Improving systems for supporting and evaluating teachers is an urgent priority in states and districts all across the country. To learn from this work and strengthen efforts moving forward, the Aspen Institute Education and Society Program has published several profiles of leading efforts in the field.
Recently, the Aspen Institute released the next installment: a profile of teacher engagement in Denver Public Schools’ design, pilot, and refinement of its new system for assessing and improving teacher performance. Beyond Buy-In examines the ways Denver has created active leadership roles for teachers and the union, as well as many informal and anonymous channels for teachers to provide feedback and guidance on this initiative.

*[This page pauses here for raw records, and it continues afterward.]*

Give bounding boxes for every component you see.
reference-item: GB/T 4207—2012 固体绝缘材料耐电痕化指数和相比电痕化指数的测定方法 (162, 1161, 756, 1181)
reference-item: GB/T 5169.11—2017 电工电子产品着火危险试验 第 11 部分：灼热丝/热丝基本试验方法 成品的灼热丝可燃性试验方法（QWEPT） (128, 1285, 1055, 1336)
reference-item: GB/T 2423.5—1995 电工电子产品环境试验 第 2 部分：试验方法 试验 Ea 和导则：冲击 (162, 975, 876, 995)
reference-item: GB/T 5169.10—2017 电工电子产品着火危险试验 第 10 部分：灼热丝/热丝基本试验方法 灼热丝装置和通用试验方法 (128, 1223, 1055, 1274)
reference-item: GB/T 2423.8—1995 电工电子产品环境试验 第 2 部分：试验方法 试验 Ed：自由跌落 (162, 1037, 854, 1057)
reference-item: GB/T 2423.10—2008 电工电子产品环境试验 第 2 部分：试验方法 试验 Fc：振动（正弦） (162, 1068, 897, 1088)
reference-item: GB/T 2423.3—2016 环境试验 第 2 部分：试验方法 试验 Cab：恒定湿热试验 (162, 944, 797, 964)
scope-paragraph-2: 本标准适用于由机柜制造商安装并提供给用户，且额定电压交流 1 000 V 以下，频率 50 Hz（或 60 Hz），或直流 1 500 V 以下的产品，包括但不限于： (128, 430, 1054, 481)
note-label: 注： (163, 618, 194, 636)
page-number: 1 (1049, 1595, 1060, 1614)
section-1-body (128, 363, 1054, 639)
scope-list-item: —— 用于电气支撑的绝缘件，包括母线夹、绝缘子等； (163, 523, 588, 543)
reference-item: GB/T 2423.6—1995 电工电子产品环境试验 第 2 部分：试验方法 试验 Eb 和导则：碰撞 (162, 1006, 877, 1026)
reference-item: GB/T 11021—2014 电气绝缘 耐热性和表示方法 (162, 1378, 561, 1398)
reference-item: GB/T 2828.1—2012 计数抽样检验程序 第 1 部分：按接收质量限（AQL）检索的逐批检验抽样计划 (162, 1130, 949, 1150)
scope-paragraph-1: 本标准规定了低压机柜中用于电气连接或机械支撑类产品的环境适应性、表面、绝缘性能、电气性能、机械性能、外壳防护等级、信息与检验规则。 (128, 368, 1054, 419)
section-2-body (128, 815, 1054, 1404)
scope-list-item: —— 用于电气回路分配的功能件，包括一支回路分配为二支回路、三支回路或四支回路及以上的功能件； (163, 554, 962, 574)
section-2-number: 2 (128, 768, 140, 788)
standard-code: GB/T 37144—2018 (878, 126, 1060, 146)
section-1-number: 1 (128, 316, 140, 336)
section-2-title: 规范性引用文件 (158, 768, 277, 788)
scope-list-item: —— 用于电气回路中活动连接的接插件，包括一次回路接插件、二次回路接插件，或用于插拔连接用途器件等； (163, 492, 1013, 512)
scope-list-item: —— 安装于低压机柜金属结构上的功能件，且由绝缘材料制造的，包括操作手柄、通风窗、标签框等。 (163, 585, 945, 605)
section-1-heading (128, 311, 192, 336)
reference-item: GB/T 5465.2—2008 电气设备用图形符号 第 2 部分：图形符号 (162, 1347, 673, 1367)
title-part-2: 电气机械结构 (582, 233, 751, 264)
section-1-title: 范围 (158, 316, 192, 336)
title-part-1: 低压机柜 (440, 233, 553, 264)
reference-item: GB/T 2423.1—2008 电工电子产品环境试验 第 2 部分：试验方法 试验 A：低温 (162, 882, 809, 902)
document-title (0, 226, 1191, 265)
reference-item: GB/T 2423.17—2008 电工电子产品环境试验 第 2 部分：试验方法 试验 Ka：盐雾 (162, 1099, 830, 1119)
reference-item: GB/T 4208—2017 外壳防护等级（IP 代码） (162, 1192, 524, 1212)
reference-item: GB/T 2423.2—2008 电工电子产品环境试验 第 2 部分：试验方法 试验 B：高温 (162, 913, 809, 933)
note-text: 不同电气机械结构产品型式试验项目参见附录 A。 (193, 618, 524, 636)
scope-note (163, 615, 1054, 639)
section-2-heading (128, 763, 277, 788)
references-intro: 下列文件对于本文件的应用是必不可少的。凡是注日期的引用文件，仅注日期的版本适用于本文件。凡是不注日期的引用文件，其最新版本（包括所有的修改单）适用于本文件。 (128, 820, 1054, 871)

When Denver Public Schools created a new educator effectiveness system, Leading Effective Academic Practice (LEAP), the central office modeled a fundamental shift in philosophy: Instead of designing LEAP in the central office first and then using targeted communication strategies to encourage educators to “buy into” the new system, DPS made a serious commitment to deeply engage teachers and principals in every step of LEAP’s design, development, and rollout. Since then, DPS has leveraged a wide variety of strategies to ensure that LEAP’s ongoing development is deeply informed by educators’ experiences and ideas. Written by veteran journalist and educator Craig Jerald, Beyond Buy-In investigates how Denver’s approach unfolded and how it can inform the work of other system leaders nationwide.
While engagement is of course not a guarantee of success, and it’s important to note that Denver’s system is still a work in progress, it is worth considering the multiple avenues Denver created for teachers to actively engage in the process, and the potential this represents to build shared ownership and responsibility among teachers.